Your next watch could be life-saving

Henry Zheng
Quantfury Product Communication Team
Is your next watch possibly life saving

Biomedical devices researchers have been working on devices to help with medical conditions and improve the lives of its wearers. For example, recently, a wearable device was created that can forecast seizures 30 minutes ahead of time for individuals with epilepsy.

Current epileptic individuals may suffer from unpredictable recurrent seizures throughout the day and making them limit their range of activities. The wearable device will record physiological data and upload it regularly to online cloud storage for machine learning analysis, forecasting, and sounding the alarm appropriately.

With a device that is reliable in monitoring when seizures may happen, the individual will be alerted ahead of time to take medication or change their current environment and help prevent a surprise seizure.

With such news of its development, it will be interesting to see how far it develops to reach the millions of people in the world with epilepsy, and if other wearable devices could be developed to warn a person ahead of time of other potential medical issues. Biomedical technology companies such as Medtronic (NYSE: MDT), Biogen Inc (NASDAQ: BIIB), and Biomarin Pharmaceutical Inc (NASDAQ: BMRN) have already been investing in the research and development of wearable medical technology with various applications.

Personally, I think it would be ideal if an all-in-one kind of wearable device could be developed, from a culmination of this medical technology. Delivering these conditions can be a challenge since accessibility, effectiveness, and intrusiveness could create skepticism from an individual’s point of view. A wearable device that could forecast and monitor multiple factors that affect the wearer’s health, as well as helping to create better habits, will be very beneficial for society. Possibly, these medical devices could see cross-industry collaboration with tech companies that dabble in big data as well as produce wearable devices.
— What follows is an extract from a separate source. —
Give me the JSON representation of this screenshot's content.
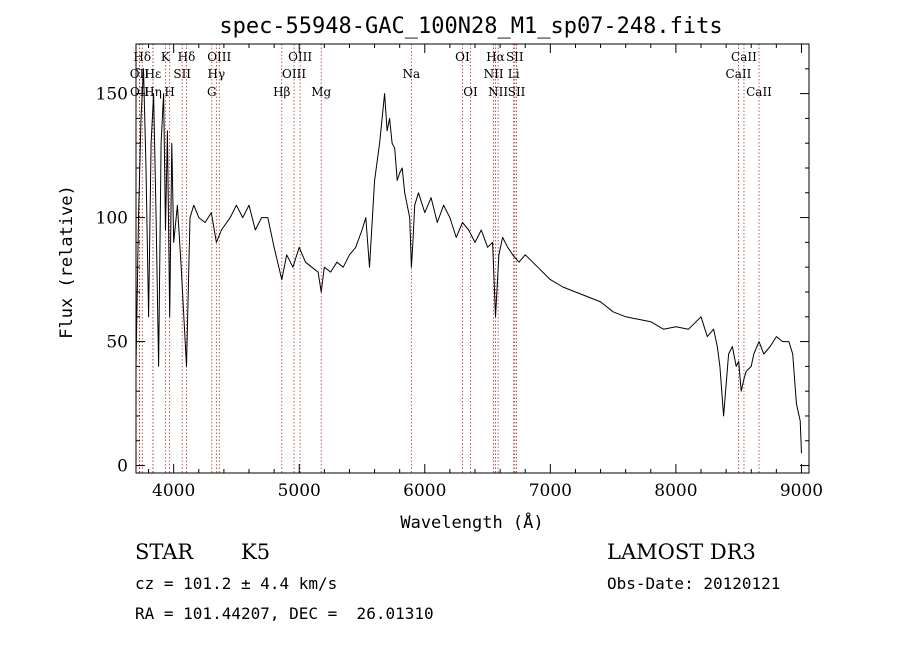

It also raises the question of how far technological advancements in medicine can help improve the health of people worldwide. Soon, in the future, will humans wear an all-in-one device to regulate and monitor their entire health system? Further, could such technology be implemented into the body itself, such that humans become cyborgs? It will be intriguing to see how the lines blur between man and machine, and which companies will take charge of the technology involved.